Le débat général a permis aux intervenants de plaider en faveur d’un monde sans armes nucléaires. À cette aune, la conclusion, le 14 juillet 2015, de l’Accord préliminaire de Genève sur le programme nucléaire iranien (« Plan d’action conjoint ») a été considérée comme une preuve de l’efficacité de la diplomatie multilatérale sur les questions de sécurité les plus complexes. Le débat général a également fourni l’occasion aux différents intervenants de réaffirmer leur appui à la création d’une zone exempte d’armes nucléaires au Moyen-Orient, la nécessité de sortir de l’impasse le mécanisme onusien de désarmement, de réduire les budgets militaires et de soutenir les activités de désarmement régional.
Sur ce dernier point, le Népal a estimé que les plus 1,7 trillion de dollars consacrés chaque année aux dépenses militaires devraient être alloués aux activités vitales de développement, en particulier la lutte contre l’extrême pauvreté. Par ailleurs, l’importance de prévenir toute militarisation de l’espace par des mesures fortes a également été soulignée. Tous ces points feront l’objet de projets de résolution qui seront présentés à partir du lundi 2 novembre.
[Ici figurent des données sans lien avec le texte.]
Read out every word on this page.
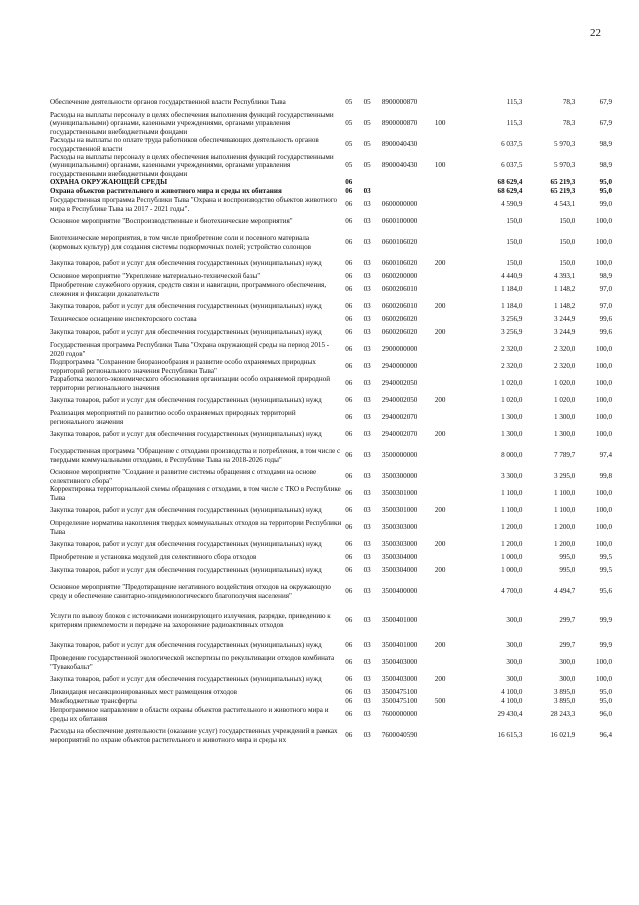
22
Обеспечение деятельности органов государственной власти Республики Тыва	05	05	8900000870		115,3	78,3	67,9
Расходы на выплаты персоналу в целях обеспечения выполнения функций государственными (муниципальными) органами, казенными учреждениями, органами управления государственными внебюджетными фондами	05	05	8900000870	100	115,3	78,3	67,9
Расходы на выплаты по оплате труда работников обеспечивающих деятельность органов государственной власти	05	05	8900040430		6 037,5	5 970,3	98,9
Расходы на выплаты персоналу в целях обеспечения выполнения функций государственными (муниципальными) органами, казенными учреждениями, органами управления государственными внебюджетными фондами	05	05	8900040430	100	6 037,5	5 970,3	98,9
ОХРАНА ОКРУЖАЮЩЕЙ СРЕДЫ	06				68 629,4	65 219,3	95,0
Охрана объектов растительного и животного мира и среды их обитания	06	03			68 629,4	65 219,3	95,0
Государственная программа Республики Тыва "Охрана и воспроизводство объектов животного мира в Республике Тыва на 2017 - 2021 годы".	06	03	0600000000		4 590,9	4 543,1	99,0
Основное мероприятие "Воспроизводственные и биотехнические мероприятия"	06	03	0600100000		150,0	150,0	100,0
Биотехнические мероприятия, в том числе приобретение соли и посевного материала (кормовых культур) для создания системы подкормочных полей; устройство солонцов	06	03	0600106020		150,0	150,0	100,0
Закупка товаров, работ и услуг для обеспечения государственных (муниципальных) нужд	06	03	0600106020	200	150,0	150,0	100,0
Основное мероприятие "Укрепление материально-технической базы"	06	03	0600200000		4 440,9	4 393,1	98,9
Приобретение служебного оружия, средств связи и навигации, программного обеспечения, слежения и фиксации доказательств	06	03	0600206010		1 184,0	1 148,2	97,0
Закупка товаров, работ и услуг для обеспечения государственных (муниципальных) нужд	06	03	0600206010	200	1 184,0	1 148,2	97,0
Техническое оснащение инспекторского состава	06	03	0600206020		3 256,9	3 244,9	99,6
Закупка товаров, работ и услуг для обеспечения государственных (муниципальных) нужд	06	03	0600206020	200	3 256,9	3 244,9	99,6
Государственная программа Республики Тыва "Охрана окружающей среды на период 2015 - 2020 годов"	06	03	2900000000		2 320,0	2 320,0	100,0
Подпрограмма "Сохранение биоразнообразия и развитие особо охраняемых природных территорий регионального значения Республики Тыва"	06	03	2940000000		2 320,0	2 320,0	100,0
Разработка эколого-экономического обоснования организации особо охраняемой природной территории регионального значения	06	03	2940002050		1 020,0	1 020,0	100,0
Закупка товаров, работ и услуг для обеспечения государственных (муниципальных) нужд	06	03	2940002050	200	1 020,0	1 020,0	100,0
Реализация мероприятий по развитию особо охраняемых природных территорий регионального значения	06	03	2940002070		1 300,0	1 300,0	100,0
Закупка товаров, работ и услуг для обеспечения государственных (муниципальных) нужд	06	03	2940002070	200	1 300,0	1 300,0	100,0
Государственная программа "Обращение с отходами производства и потребления, в том числе с твердыми коммунальными отходами, в Республике Тыва на 2018-2026 годы"	06	03	3500000000		8 000,0	7 789,7	97,4
Основное мероприятие "Создание и развитие системы обращения с отходами на основе селективного сбора"	06	03	3500300000		3 300,0	3 295,0	99,8
Корректировка территориальной схемы обращения с отходами, в том числе с ТКО в Республике Тыва	06	03	3500301000		1 100,0	1 100,0	100,0
Закупка товаров, работ и услуг для обеспечения государственных (муниципальных) нужд	06	03	3500301000	200	1 100,0	1 100,0	100,0
Определение норматива накопления твердых коммунальных отходов на территории Республики Тыва	06	03	3500303000		1 200,0	1 200,0	100,0
Закупка товаров, работ и услуг для обеспечения государственных (муниципальных) нужд	06	03	3500303000	200	1 200,0	1 200,0	100,0
Приобретение и установка модулей для селективного сбора отходов	06	03	3500304000		1 000,0	995,0	99,5
Закупка товаров, работ и услуг для обеспечения государственных (муниципальных) нужд	06	03	3500304000	200	1 000,0	995,0	99,5
Основное мероприятие "Предотвращение негативного воздействия отходов на окружающую среду и обеспечение санитарно-эпидемиологического благополучия населения"	06	03	3500400000		4 700,0	4 494,7	95,6
Услуги по вывозу блоков с источниками ионизирующего излучения, разрядке, приведению к критериям приемлемости и передаче на захоронение радиоактивных отходов	06	03	3500401000		300,0	299,7	99,9
Закупка товаров, работ и услуг для обеспечения государственных (муниципальных) нужд	06	03	3500401000	200	300,0	299,7	99,9
Проведение государственной экологической экспертизы по рекультивации отходов комбината "Тувакобальт"	06	03	3500403000		300,0	300,0	100,0
Закупка товаров, работ и услуг для обеспечения государственных (муниципальных) нужд	06	03	3500403000	200	300,0	300,0	100,0
Ликвидация несанкционированных мест размещения отходов	06	03	3500475100		4 100,0	3 895,0	95,0
Межбюджетные трансферты	06	03	3500475100	500	4 100,0	3 895,0	95,0
Непрограммное направление в области охраны объектов растительного и животного мира и среды их обитания	06	03	7600000000		29 430,4	28 243,3	96,0
Расходы на обеспечение деятельности (оказание услуг) государственных учреждений в рамках мероприятий по охране объектов растительного и животного мира и среды их	06	03	7600040590		16 615,3	16 021,9	96,4
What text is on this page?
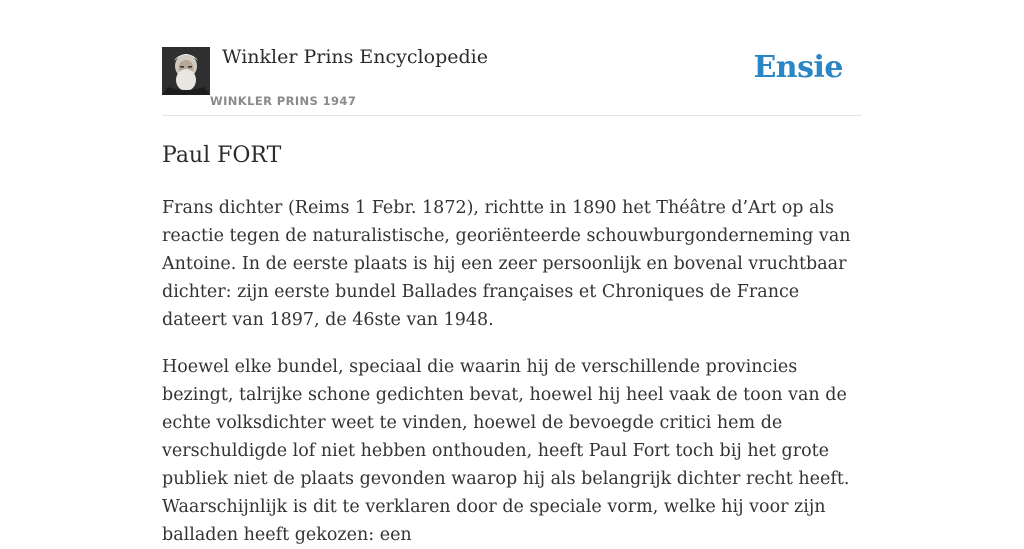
Winkler Prins Encyclopedie
WINKLER PRINS 1947
Ensie
Paul FORT

Frans dichter (Reims 1 Febr. 1872), richtte in 1890 het Théâtre d’Art op als reactie tegen de naturalistische, georiënteerde schouwburgonderneming van Antoine. In de eerste plaats is hij een zeer persoonlijk en bovenal vruchtbaar dichter: zijn eerste bundel Ballades françaises et Chroniques de France dateert van 1897, de 46ste van 1948.

Hoewel elke bundel, speciaal die waarin hij de verschillende provincies bezingt, talrijke schone gedichten bevat, hoewel hij heel vaak de toon van de echte volksdichter weet te vinden, hoewel de bevoegde critici hem de verschuldigde lof niet hebben onthouden, heeft Paul Fort toch bij het grote publiek niet de plaats gevonden waarop hij als belangrijk dichter recht heeft. Waarschijnlijk is dit te verklaren door de speciale vorm, welke hij voor zijn balladen heeft gekozen: een
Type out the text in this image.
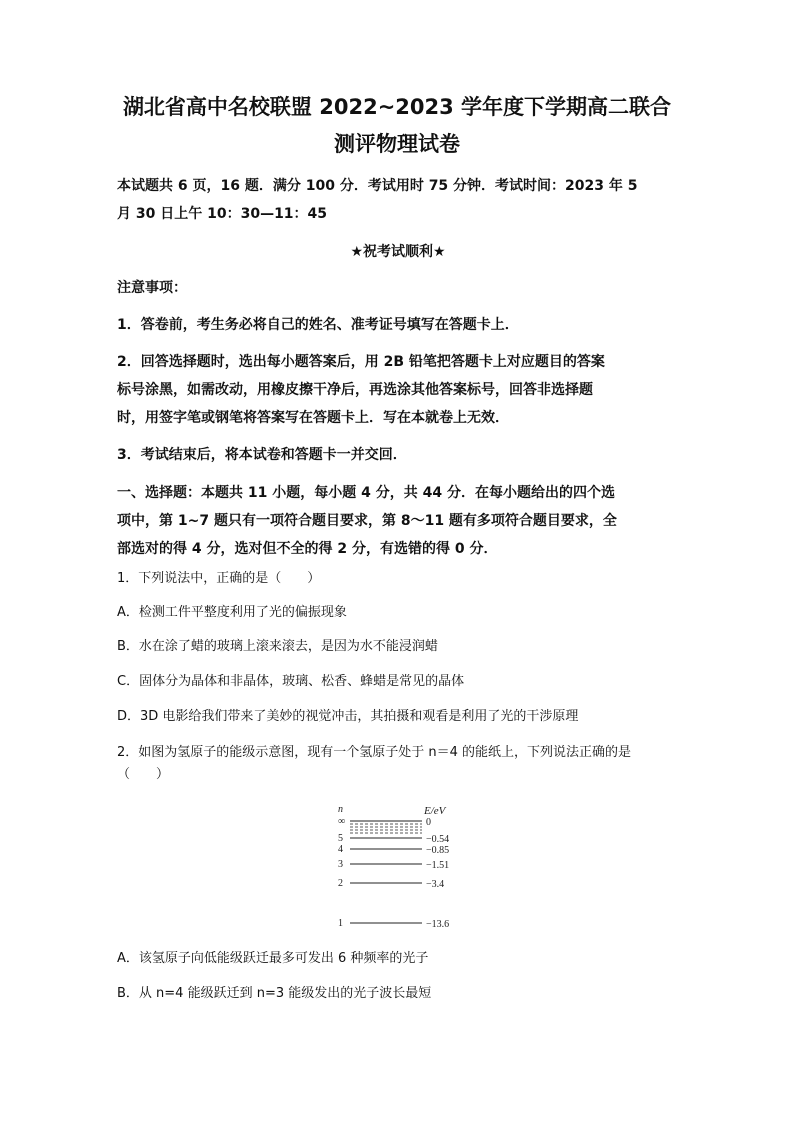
湖北省高中名校联盟 2022~2023 学年度下学期高二联合
测评物理试卷
本试题共 6 页，16 题．满分 100 分．考试用时 75 分钟．考试时间：2023 年 5
月 30 日上午 10：30—11：45
★祝考试顺利★
注意事项：
1．答卷前，考生务必将自己的姓名、准考证号填写在答题卡上．
2．回答选择题时，选出每小题答案后，用 2B 铅笔把答题卡上对应题目的答案
标号涂黑，如需改动，用橡皮擦干净后，再选涂其他答案标号，回答非选择题
时，用签字笔或钢笔将答案写在答题卡上．写在本就卷上无效．
3．考试结束后，将本试卷和答题卡一并交回．
一、选择题：本题共 11 小题，每小题 4 分，共 44 分．在每小题给出的四个选
项中，第 1~7 题只有一项符合题目要求，第 8～11 题有多项符合题目要求，全
部选对的得 4 分，选对但不全的得 2 分，有选错的得 0 分．
1．下列说法中，正确的是（　　）
A．检测工件平整度利用了光的偏振现象
B．水在涂了蜡的玻璃上滚来滚去，是因为水不能浸润蜡
C．固体分为晶体和非晶体，玻璃、松香、蜂蜡是常见的晶体
D．3D 电影给我们带来了美妙的视觉冲击，其拍摄和观看是利用了光的干涉原理
2．如图为氢原子的能级示意图，现有一个氢原子处于 n＝4 的能纸上，下列说法正确的是
（　　）
n	E/eV
∞
5
4
3
2
1
0
−0.54
−0.85
−1.51
−3.4
−13.6
A．该氢原子向低能级跃迁最多可发出 6 种频率的光子
B．从 n=4 能级跃迁到 n=3 能级发出的光子波长最短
Certaines délégations ont également souligné le besoin d’améliorer les mesures prises au niveau régional contre la prolifération des armes légères et de petit calibre (ALPC). La Jordanie et le Maroc ont affirmé que les conflits au Moyen-Orient attisaient la course aux armements et la prolifération des ALPC, exhortant la communauté internationale à faire appliquer les instruments juridiquement contraignants en vigueur, compte tenu des besoins spécifiques des communautés les plus durement touchées.
Pour sa part, le représentant du Maroc a déclaré appuyer fermement la mise en œuvre du Programme d’action en vue de prévenir, combattre et éliminer le commerce illicite des armes légères sous tous ses aspects et l’entrée en vigueur du Traité sur le commerce des armes « face à la recrudescence des activités terroristes en Afrique du Nord et dans l’espace sahélo-saharien ».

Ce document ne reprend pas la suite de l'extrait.